The six-million Jews exterminated by Hitler have no recourse for justice unless there is some hope of justice beyond the end of this life. The bereaved family of that little murdered girl – indeed the little girl herself – have no possibility of being made whole unless there is some hope of redemption beyond this life. The roommate of the made-well woman in the hospital has only the hope that God is telling the truth when He tells us through the Bible and through Jesus that all wounds will be healed, all brokenness made whole, and every tear wiped away when we are lifted from death into new life through the Risen Christ.

 

Our faith does not give us easy answers to life’s most difficult and unanswerable questions.

 

But what our faith does give us is HOPE!

 

And in the meantime – until that hope becomes real – you and I have an important job to do.

 

We are to care for God’s beloved people. We are to pray for them. We are to rejoice with them in their answered prayers, and weep with them when the prayer goes unanswered.

 

And most importantly, we are to give them HOPE in the goodness of God that will ultimately prevail in their lives.

 

We express this hope whenever we gather for worship and proclaim our faith in Jesus Christ. When we welcome strangers and embrace them in friendship, we are telling about the welcoming love of God. Partnering with Chris Longmire of the Child Advocacy Center, or Shauna Oden of Habitat for Humanity, or any of the many others who are dedicated to bringing Christian love to folks who are hurting and in need, we declare the promise.

 

Through our individual Christian lives and our collective efforts as a church, we represent the HOPE of God that is both here and coming. In a sense, we are the Preview of Coming Attractions – the barnstorming biplane that flies upside down through downtown to announce the coming airshow – the engagement ring slipped on a finger as the sign of the marriage that will someday be.

 

You and I are the embodiment – the living ambassadors – of God’s Hope!

 

This week, we are commissioning four new Stephen Ministers. They join 78 other women and men who have stepped forward, taken 50-hours of training, and committed themselves to a minimum of two years service in bringing care to others. In addition to meeting with their care receivers – usually on a weekly basis – they also gather together twice each month for supervision and continuing education. They work hard to develop caring skills.
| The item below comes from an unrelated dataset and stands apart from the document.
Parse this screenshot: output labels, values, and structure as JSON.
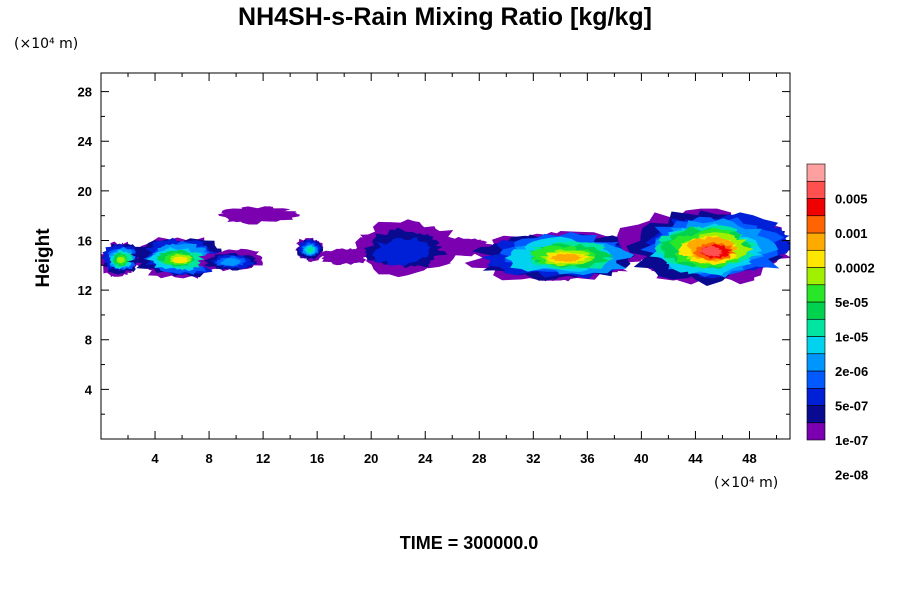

All of us go through rough times when the prayers aren’t answered in the way we hope and we are left to deal with the reality of our hurt, or loneliness, or frailty, or loss. Our Stephen Ministers are those who will serve you in times like these, becoming good Christian friends who help you find faith for today and hope for tomorrow.

 

The Gospels show us that when Jesus walked among us SOME were healed, but ALL were loved, ALL were cared for, ALL were promised HOPE!

 

And now this is OUR ministry.

 

May YOU be the gift of Hope to someone this week!

 

May WE be a church where ALL are loved, ALL are cared for, and ALL are promised HOPE!!